I am 27 years old.
That statement still surprises me sometimes, even though I've been saying it for six months. I feel like a 23 or 24 year old at the most. I feel like I'm home for a college break, and we'll be heading back to Athens in a few weeks. I still think about the fact that I'm married and am totally shocked in myself. Then I think about us having kids anytime soon and my head explodes.
But besides the whole married and potentially having kids anytime soon thing, I have no idea what I want to do with the rest of my life.
I have a degree in journalism. And I have absolutely zero desire to do anything journalism related. I got into the non-profit world. Then I got married. And I realized a few things. I hate grant writing. I love event planning.
I planned a wedding for 175 people. I've planned golf outings for over 150 people. I absolutely love the insane amount of work and stress, all resulting in an amazing event where I can sit back and just enjoy the fact that I planned it all.
But that love for events?
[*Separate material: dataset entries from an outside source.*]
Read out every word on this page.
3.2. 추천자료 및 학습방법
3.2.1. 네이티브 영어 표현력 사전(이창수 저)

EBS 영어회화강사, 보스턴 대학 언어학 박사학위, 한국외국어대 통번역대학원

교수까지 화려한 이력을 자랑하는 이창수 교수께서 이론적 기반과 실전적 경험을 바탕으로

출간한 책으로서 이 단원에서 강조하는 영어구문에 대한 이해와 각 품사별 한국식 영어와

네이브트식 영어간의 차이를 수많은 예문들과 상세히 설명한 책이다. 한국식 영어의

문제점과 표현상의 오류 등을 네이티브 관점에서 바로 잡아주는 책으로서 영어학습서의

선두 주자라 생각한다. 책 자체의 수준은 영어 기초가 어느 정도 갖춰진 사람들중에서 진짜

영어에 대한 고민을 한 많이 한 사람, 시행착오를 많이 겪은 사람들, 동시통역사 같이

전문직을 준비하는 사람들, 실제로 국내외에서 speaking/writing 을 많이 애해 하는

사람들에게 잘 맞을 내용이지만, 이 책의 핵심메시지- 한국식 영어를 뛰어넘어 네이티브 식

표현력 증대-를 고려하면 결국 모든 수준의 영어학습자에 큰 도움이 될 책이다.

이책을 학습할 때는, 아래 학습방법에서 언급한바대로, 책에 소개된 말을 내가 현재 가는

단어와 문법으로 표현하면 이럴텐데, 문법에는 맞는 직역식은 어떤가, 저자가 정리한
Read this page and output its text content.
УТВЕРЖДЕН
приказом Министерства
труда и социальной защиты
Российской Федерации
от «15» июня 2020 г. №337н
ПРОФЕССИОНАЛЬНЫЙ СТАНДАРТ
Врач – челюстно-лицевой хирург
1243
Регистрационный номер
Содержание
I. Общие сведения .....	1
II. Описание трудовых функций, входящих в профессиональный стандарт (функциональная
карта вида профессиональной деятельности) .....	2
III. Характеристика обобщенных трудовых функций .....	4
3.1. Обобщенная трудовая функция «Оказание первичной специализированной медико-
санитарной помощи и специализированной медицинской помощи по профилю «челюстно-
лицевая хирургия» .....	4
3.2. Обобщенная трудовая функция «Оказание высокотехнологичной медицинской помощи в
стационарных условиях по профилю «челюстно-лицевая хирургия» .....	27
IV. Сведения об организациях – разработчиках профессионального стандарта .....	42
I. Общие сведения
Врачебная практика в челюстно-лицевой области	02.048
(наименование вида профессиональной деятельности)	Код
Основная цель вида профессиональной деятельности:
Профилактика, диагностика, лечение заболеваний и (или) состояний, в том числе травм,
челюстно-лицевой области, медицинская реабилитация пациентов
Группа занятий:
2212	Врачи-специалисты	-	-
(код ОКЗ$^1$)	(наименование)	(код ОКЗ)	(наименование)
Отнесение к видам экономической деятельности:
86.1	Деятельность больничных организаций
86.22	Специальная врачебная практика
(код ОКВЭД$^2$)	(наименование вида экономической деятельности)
No idea what to do with it. Nonprofit life? Corporate world? Wedding planning? Party planning? Stay at home mom? Oh wait...that last one snuck in there.
I hate not knowing what's going to happen. I hate being so unsure of my future. I have been in my current job for almost 3 years. And I've loved it so much. But is it what I want to do for the rest of my life? I'm thinking probably not, but who knows?
I wish I could say I'll be happy to just enjoy the ride and see what happens, but that's a major struggle for me. I've always been a planner; the person everyone calls to ask what is going on. And for me to not know the plan for my life? Talk about terrifying and frustrating all in one.
So I guess I'll continue to be terrified and frustrated and unsure of my future. And I'll keep looking and hoping that a little birdy will come to me in a dream and tell me what to do with my life. Or, if that doesn't work out, I'll just keep trying!